Communities across North America Unite to Challenge Nestlé and the Commodification of Water.
Updated: Mar 15
Fryeburg, Maine (March 14, 2021)
Front-line communities from Maine, California, Michigan, Colorado, Florida and Ontario, Canada call on regulatory agencies and legislators to closely examine Nestlé´s sale of its North American operations to a private equity firm. This sale, for an estimated $4 billion, would be a massive private transfer of ‘water wealth,’ an especially ominous development in light of Wall Street’s accelerating interest in ‘water futures’ trading.
People who share concerns about water profiteers are invited to join the international online rally Thursday, March 18 at 7:00pm ET (RSVP here). Grassroots leaders from communities where Nestlé extracts water will be joined by U.S. Representative Rashida Tlaib, musical guests, and celebrity endorsers. Community Water Justice and The Story of Stuff will be live-streaming the event.

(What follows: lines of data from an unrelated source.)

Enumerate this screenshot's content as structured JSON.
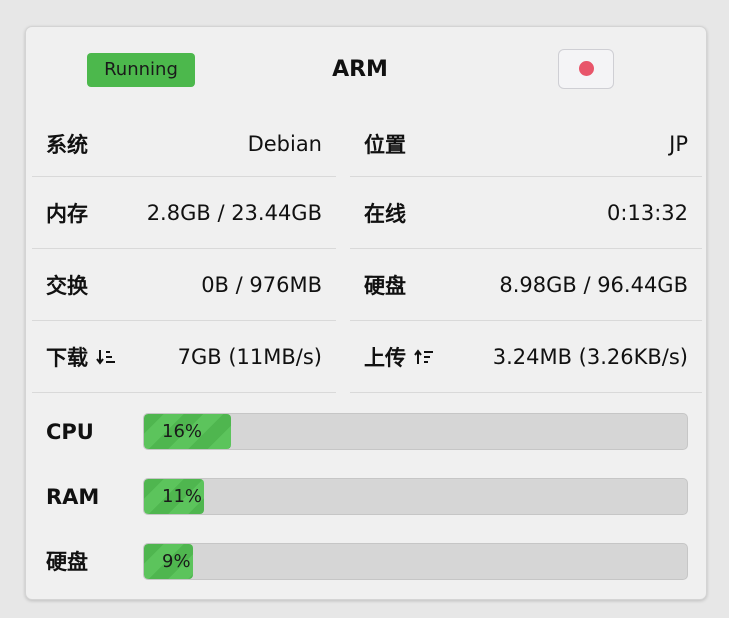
{
  "header": {
    "status": "Running",
    "title": "ARM",
    "status_color": "#4cb84c",
    "record_button_color": "#e8556a"
  },
  "info": [
    {
      "label": "系统",
      "value": "Debian"
    },
    {
      "label": "位置",
      "value": "JP"
    },
    {
      "label": "内存",
      "value": "2.8GB / 23.44GB"
    },
    {
      "label": "在线",
      "value": "0:13:32"
    },
    {
      "label": "交换",
      "value": "0B / 976MB"
    },
    {
      "label": "硬盘",
      "value": "8.98GB / 96.44GB"
    },
    {
      "label": "下载",
      "value": "7GB (11MB/s)",
      "icon": "sort-down-icon"
    },
    {
      "label": "上传",
      "value": "3.24MB (3.26KB/s)",
      "icon": "sort-up-icon"
    }
  ],
  "meters": [
    {
      "label": "CPU",
      "text": "16%",
      "percent": 16
    },
    {
      "label": "RAM",
      "text": "11%",
      "percent": 11
    },
    {
      "label": "硬盘",
      "text": "9%",
      "percent": 9
    }
  ],
  "colors": {
    "bar_fill": "#4fb64f",
    "bar_track": "#d6d6d6"
  }
}
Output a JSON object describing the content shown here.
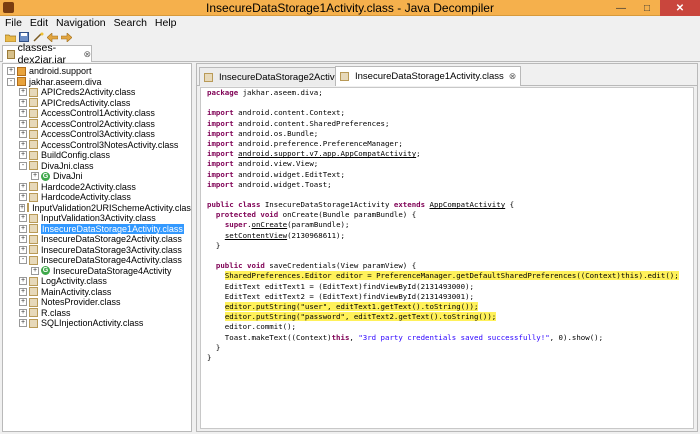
{
  "window": {
    "title": "InsecureDataStorage1Activity.class - Java Decompiler"
  },
  "menu": [
    "File",
    "Edit",
    "Navigation",
    "Search",
    "Help"
  ],
  "file_tab": {
    "label": "classes-dex2jar.jar"
  },
  "tree": [
    {
      "label": "android.support",
      "type": "package",
      "depth": 0,
      "expander": "+"
    },
    {
      "label": "jakhar.aseem.diva",
      "type": "package",
      "depth": 0,
      "expander": "-"
    },
    {
      "label": "APICreds2Activity.class",
      "type": "class",
      "depth": 1,
      "expander": "+"
    },
    {
      "label": "APICredsActivity.class",
      "type": "class",
      "depth": 1,
      "expander": "+"
    },
    {
      "label": "AccessControl1Activity.class",
      "type": "class",
      "depth": 1,
      "expander": "+"
    },
    {
      "label": "AccessControl2Activity.class",
      "type": "class",
      "depth": 1,
      "expander": "+"
    },
    {
      "label": "AccessControl3Activity.class",
      "type": "class",
      "depth": 1,
      "expander": "+"
    },
    {
      "label": "AccessControl3NotesActivity.class",
      "type": "class",
      "depth": 1,
      "expander": "+"
    },
    {
      "label": "BuildConfig.class",
      "type": "class",
      "depth": 1,
      "expander": "+"
    },
    {
      "label": "DivaJni.class",
      "type": "class",
      "depth": 1,
      "expander": "-"
    },
    {
      "label": "DivaJni",
      "type": "g",
      "depth": 2,
      "expander": "+"
    },
    {
      "label": "Hardcode2Activity.class",
      "type": "class",
      "depth": 1,
      "expander": "+"
    },
    {
      "label": "HardcodeActivity.class",
      "type": "class",
      "depth": 1,
      "expander": "+"
    },
    {
      "label": "InputValidation2URISchemeActivity.class",
      "type": "class",
      "depth": 1,
      "expander": "+"
    },
    {
      "label": "InputValidation3Activity.class",
      "type": "class",
      "depth": 1,
      "expander": "+"
    },
    {
      "label": "InsecureDataStorage1Activity.class",
      "type": "class",
      "depth": 1,
      "expander": "+",
      "selected": true
    },
    {
      "label": "InsecureDataStorage2Activity.class",
      "type": "class",
      "depth": 1,
      "expander": "+"
    },
    {
      "label": "InsecureDataStorage3Activity.class",
      "type": "class",
      "depth": 1,
      "expander": "+"
    },
    {
      "label": "InsecureDataStorage4Activity.class",
      "type": "class",
      "depth": 1,
      "expander": "-"
    },
    {
      "label": "InsecureDataStorage4Activity",
      "type": "g",
      "depth": 2,
      "expander": "+"
    },
    {
      "label": "LogActivity.class",
      "type": "class",
      "depth": 1,
      "expander": "+"
    },
    {
      "label": "MainActivity.class",
      "type": "class",
      "depth": 1,
      "expander": "+"
    },
    {
      "label": "NotesProvider.class",
      "type": "class",
      "depth": 1,
      "expander": "+"
    },
    {
      "label": "R.class",
      "type": "class",
      "depth": 1,
      "expander": "+"
    },
    {
      "label": "SQLInjectionActivity.class",
      "type": "class",
      "depth": 1,
      "expander": "+"
    }
  ],
  "editor_tabs": [
    {
      "label": "InsecureDataStorage2Activity.class",
      "active": false
    },
    {
      "label": "InsecureDataStorage1Activity.class",
      "active": true
    }
  ],
  "code_lines": [
    [
      {
        "t": "package",
        "k": "kw"
      },
      {
        "t": " jakhar.aseem.diva;"
      }
    ],
    [],
    [
      {
        "t": "import",
        "k": "kw"
      },
      {
        "t": " android.content.Context;"
      }
    ],
    [
      {
        "t": "import",
        "k": "kw"
      },
      {
        "t": " android.content.SharedPreferences;"
      }
    ],
    [
      {
        "t": "import",
        "k": "kw"
      },
      {
        "t": " android.os.Bundle;"
      }
    ],
    [
      {
        "t": "import",
        "k": "kw"
      },
      {
        "t": " android.preference.PreferenceManager;"
      }
    ],
    [
      {
        "t": "import",
        "k": "kw"
      },
      {
        "t": " "
      },
      {
        "t": "android.support.v7.app.AppCompatActivity",
        "k": "lnk"
      },
      {
        "t": ";"
      }
    ],
    [
      {
        "t": "import",
        "k": "kw"
      },
      {
        "t": " android.view.View;"
      }
    ],
    [
      {
        "t": "import",
        "k": "kw"
      },
      {
        "t": " android.widget.EditText;"
      }
    ],
    [
      {
        "t": "import",
        "k": "kw"
      },
      {
        "t": " android.widget.Toast;"
      }
    ],
    [],
    [
      {
        "t": "public class",
        "k": "kw"
      },
      {
        "t": " InsecureDataStorage1Activity "
      },
      {
        "t": "extends",
        "k": "kw"
      },
      {
        "t": " "
      },
      {
        "t": "AppCompatActivity",
        "k": "lnk"
      },
      {
        "t": " {"
      }
    ],
    [
      {
        "t": "  "
      },
      {
        "t": "protected void",
        "k": "kw"
      },
      {
        "t": " onCreate(Bundle paramBundle) {"
      }
    ],
    [
      {
        "t": "    "
      },
      {
        "t": "super",
        "k": "kw"
      },
      {
        "t": "."
      },
      {
        "t": "onCreate",
        "k": "lnk"
      },
      {
        "t": "(paramBundle);"
      }
    ],
    [
      {
        "t": "    "
      },
      {
        "t": "setContentView",
        "k": "lnk"
      },
      {
        "t": "(2130968611);"
      }
    ],
    [
      {
        "t": "  }"
      }
    ],
    [],
    [
      {
        "t": "  "
      },
      {
        "t": "public void",
        "k": "kw"
      },
      {
        "t": " saveCredentials(View paramView) {"
      }
    ],
    [
      {
        "t": "    "
      },
      {
        "t": "SharedPreferences.Editor editor = PreferenceManager.getDefaultSharedPreferences((Context)this).edit();",
        "k": "hl"
      }
    ],
    [
      {
        "t": "    EditText editText1 = (EditText)findViewById(2131493000);"
      }
    ],
    [
      {
        "t": "    EditText editText2 = (EditText)findViewById(2131493001);"
      }
    ],
    [
      {
        "t": "    "
      },
      {
        "t": "editor.putString(\"user\", editText1.getText().toString());",
        "k": "hl"
      }
    ],
    [
      {
        "t": "    "
      },
      {
        "t": "editor.putString(\"password\", editText2.getText().toString());",
        "k": "hl"
      }
    ],
    [
      {
        "t": "    editor.commit();"
      }
    ],
    [
      {
        "t": "    Toast.makeText((Context)"
      },
      {
        "t": "this",
        "k": "kw"
      },
      {
        "t": ", "
      },
      {
        "t": "\"3rd party credentials saved successfully!\"",
        "k": "str"
      },
      {
        "t": ", 0).show();"
      }
    ],
    [
      {
        "t": "  }"
      }
    ],
    [
      {
        "t": "}"
      }
    ]
  ]
}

Paying next to nothing in royalties, Nestlé makes billions of dollars per year mining and exporting groundwater sources. In communities across North America, the pattern repeats itself: Nestlé enters a local town making promises of “local” job opportunities, sustainability, and the highest environmental standards to its water bottling operations. Over time the surrounding communities see a trail of broken promises, environmental degradation and a struggle to regain access to their water supplies.
Nestlé, the world’s largest food and beverage corporation, is now seeking a pay-off by selling its North American bottled water brands to private equity profiteers One Rock Capital Partners in the largest private transfer of water for bottling in U.S. history. Despite this sale, Nestlé continues to fight for extensions and expansions to its water permits across an entire continent in an effort to package a profitable business venture for the next corporation.
In the context of a global pandemic and increasing droughts and wildfires across North America, it’s clearer than ever that water should be stewarded by and for the people, with respect for all living things. All too often over recent years, we’ve seen water being commodified and sold in single-use plastic packaging that’s accelerating a waste crisis instead.
Community Water Justice cofounder Nickie Sekera states “It’s time for us to protect our waters for future generations as communities across the continent are now calling for Nestle’s existing contracts to end, and for local stewardship over the groundwater. It’s past due that our elected leaders work toward stronger water protections for the people and environment- and not for water privatizers as Nestlé or One Rock.”